Many scientific workloads are comprised of many tasks, where each task is an independent simulation or analysis of data. The execution of millions of tasks on heterogeneous HPC platforms requires scalable dynamic resource management and multi-level scheduling. RADICAL-Pilot (RP) -- an implementation of the Pilot abstraction, addresses these challenges and serves as an effective runtime system to execute workloads comprised of many tasks. In this paper, we characterize the performance of executing many tasks using RP when interfaced with JSM and PRRTE on Summit: RP is responsible for resource management and task scheduling on acquired resource; JSM or PRRTE enact the placement of launching of scheduled tasks.
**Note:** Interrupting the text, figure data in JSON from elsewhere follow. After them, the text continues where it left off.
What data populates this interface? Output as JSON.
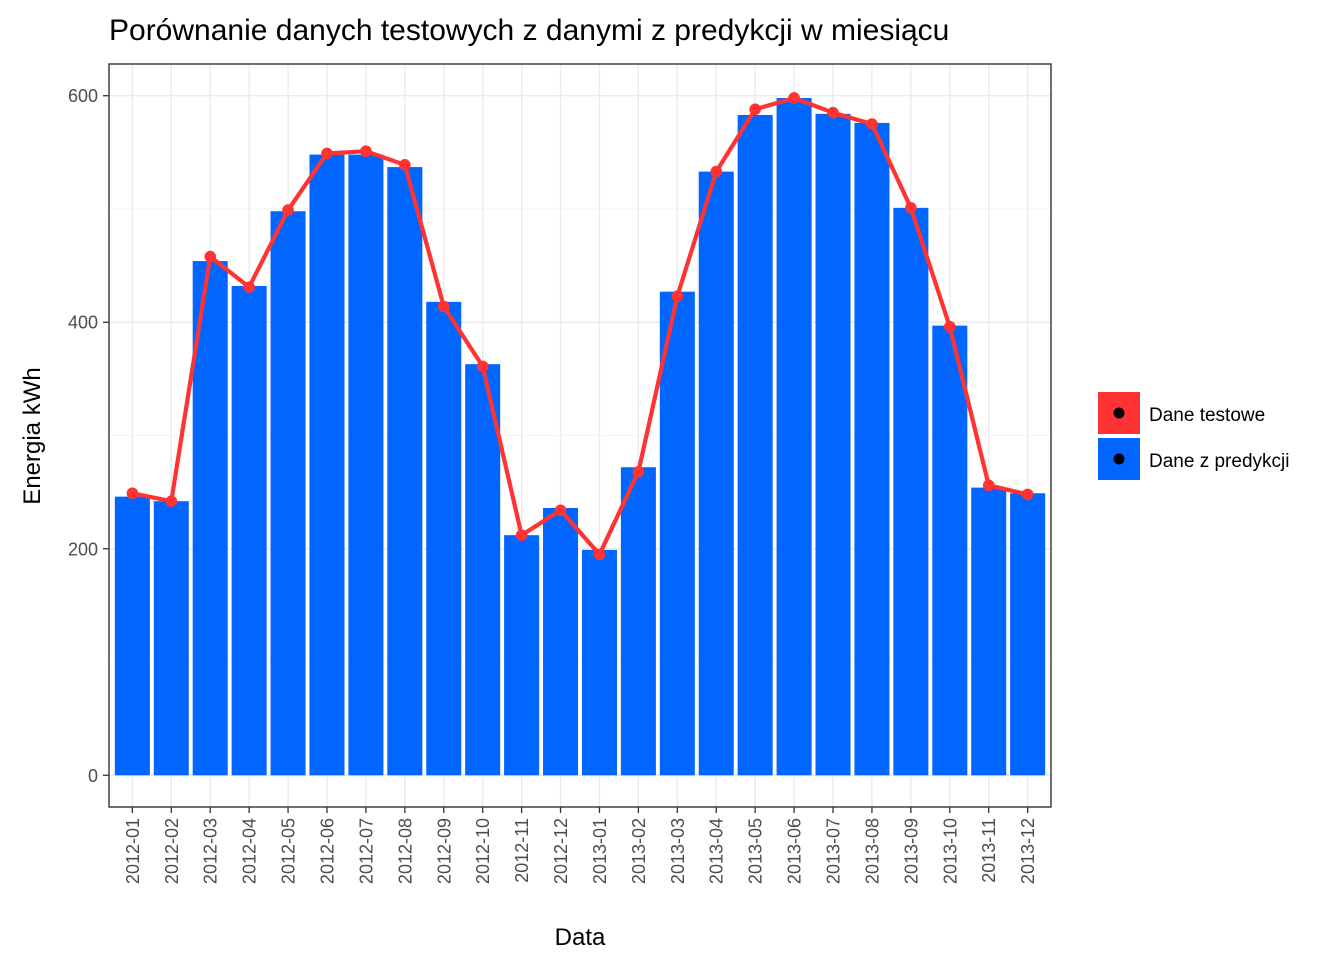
{
  "chart_data": {
    "type": "bar",
    "title": "Porównanie danych testowych z danymi z predykcji w miesiącu",
    "xlabel": "Data",
    "ylabel": "Energia kWh",
    "ylim": [
      -28,
      628
    ],
    "yticks": [
      0,
      200,
      400,
      600
    ],
    "grid": true,
    "legend_position": "right",
    "categories": [
      "2012-01",
      "2012-02",
      "2012-03",
      "2012-04",
      "2012-05",
      "2012-06",
      "2012-07",
      "2012-08",
      "2012-09",
      "2012-10",
      "2012-11",
      "2012-12",
      "2013-01",
      "2013-02",
      "2013-03",
      "2013-04",
      "2013-05",
      "2013-06",
      "2013-07",
      "2013-08",
      "2013-09",
      "2013-10",
      "2013-11",
      "2013-12"
    ],
    "series": [
      {
        "name": "Dane z predykcji",
        "type": "bar",
        "color": "#0066ff",
        "values": [
          246,
          242,
          454,
          432,
          498,
          548,
          548,
          537,
          418,
          363,
          212,
          236,
          199,
          272,
          427,
          533,
          583,
          598,
          584,
          576,
          501,
          397,
          254,
          249
        ]
      },
      {
        "name": "Dane testowe",
        "type": "line",
        "color": "#ff3333",
        "values": [
          249,
          242,
          458,
          431,
          499,
          549,
          551,
          539,
          414,
          361,
          212,
          234,
          195,
          268,
          423,
          533,
          588,
          598,
          585,
          575,
          501,
          396,
          256,
          248
        ]
      }
    ]
  }
}
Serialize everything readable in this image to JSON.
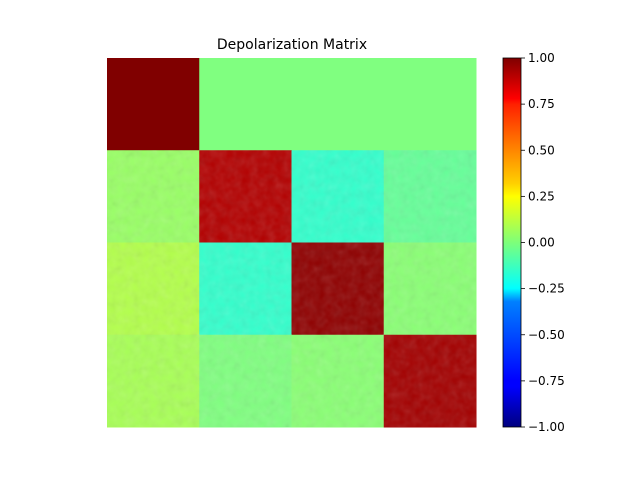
{
  "chart_data": {
    "type": "heatmap",
    "title": "Depolarization Matrix",
    "colormap": "jet",
    "rows": 4,
    "cols": 4,
    "values": [
      [
        1.0,
        0.0,
        0.0,
        0.0
      ],
      [
        0.05,
        0.9,
        -0.15,
        -0.05
      ],
      [
        0.1,
        -0.15,
        0.97,
        0.02
      ],
      [
        0.08,
        0.0,
        0.02,
        0.93
      ]
    ],
    "colorbar": {
      "range": [
        -1.0,
        1.0
      ],
      "ticks": [
        1.0,
        0.75,
        0.5,
        0.25,
        0.0,
        -0.25,
        -0.5,
        -0.75,
        -1.0
      ],
      "tick_labels": [
        "1.00",
        "0.75",
        "0.50",
        "0.25",
        "0.00",
        "−0.25",
        "−0.50",
        "−0.75",
        "−1.00"
      ]
    },
    "axes": "off"
  }
}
Our experiments provide lower bounds on the performance of RP when integrated with JSM and PRRTE. Specifically, for workloads comprised of homogeneous single-core, 15 minutes-long tasks we find that: PRRTE scales better than JSM for > O(1000) tasks; PRRTE overheads are negligible; and PRRTE supports optimizations that lower the impact of overheads and enable resource utilization of 63% when executing O(16K), 1-core tasks over 404 compute nodes.